When a person makes a covenant with God, their relationship with Him changes and they “leave neutral ground forever.”

“All those who have made a covenant with God have access to a special kind of love and mercy. In the Hebrew language, that covenantal love is called ‘hesed’ (חֶסֶד),” writes President Russell M. Nelson, President of The Church of Jesus Christ of Latter-day Saints, in an article titled “The Everlasting Covenant” published in the October 2022 Liahona magazine and online at It was also previously shared at a general conference leadership meeting on March 31, 2022. 

There isn’t an English equivalent for hesed, and translators of the King James Version of the Bible often used “lovingkindness.” Other translations also use “mercy” and “goodness.” 

Hesed describes a covenant relationship where both parties are loyal and faithful to each other. 

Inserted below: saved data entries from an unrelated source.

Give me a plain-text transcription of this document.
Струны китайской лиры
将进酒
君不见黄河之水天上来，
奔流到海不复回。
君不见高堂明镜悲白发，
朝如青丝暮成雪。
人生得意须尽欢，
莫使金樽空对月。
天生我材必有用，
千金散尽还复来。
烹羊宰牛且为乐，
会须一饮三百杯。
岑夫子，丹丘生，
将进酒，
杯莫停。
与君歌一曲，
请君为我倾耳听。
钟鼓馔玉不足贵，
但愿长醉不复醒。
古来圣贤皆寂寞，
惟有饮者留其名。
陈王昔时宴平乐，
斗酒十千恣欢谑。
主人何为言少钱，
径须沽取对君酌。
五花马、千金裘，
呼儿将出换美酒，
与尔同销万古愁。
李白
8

“Once you and I have made a covenant with God, our relationship with Him becomes much closer than before our covenant. Now we are bound together,” President Nelson said. “Because of our covenant with God, He will never tire in His efforts to help us, and we will never exhaust His merciful patience with us. Each of us has a special place in God’s heart. He has high hopes for us.”

President Nelson waves as he walked into the at April 2022 general conference
President Russell M. Nelson of The Church of Jesus Christ of Latter-day Saints, center, and his counselors, President Dallin H. Oaks, first counselor in the First Presidency, second from right, and President Henry B. Eyring, second counselor in the First Presidency, right, arrive for the women’s session of the 192nd Annual General Conference at the Conference Center in Salt Lake City on Saturday, April 2, 2022. | Spenser Heaps, Deseret News

The everlasting covenant 

“The new and everlasting covenant” (see Doctrine and Covenants 132:6) and the Abrahamic covenant are essentially the same — two ways of phrasing the covenant God made with mortal men and women at different times.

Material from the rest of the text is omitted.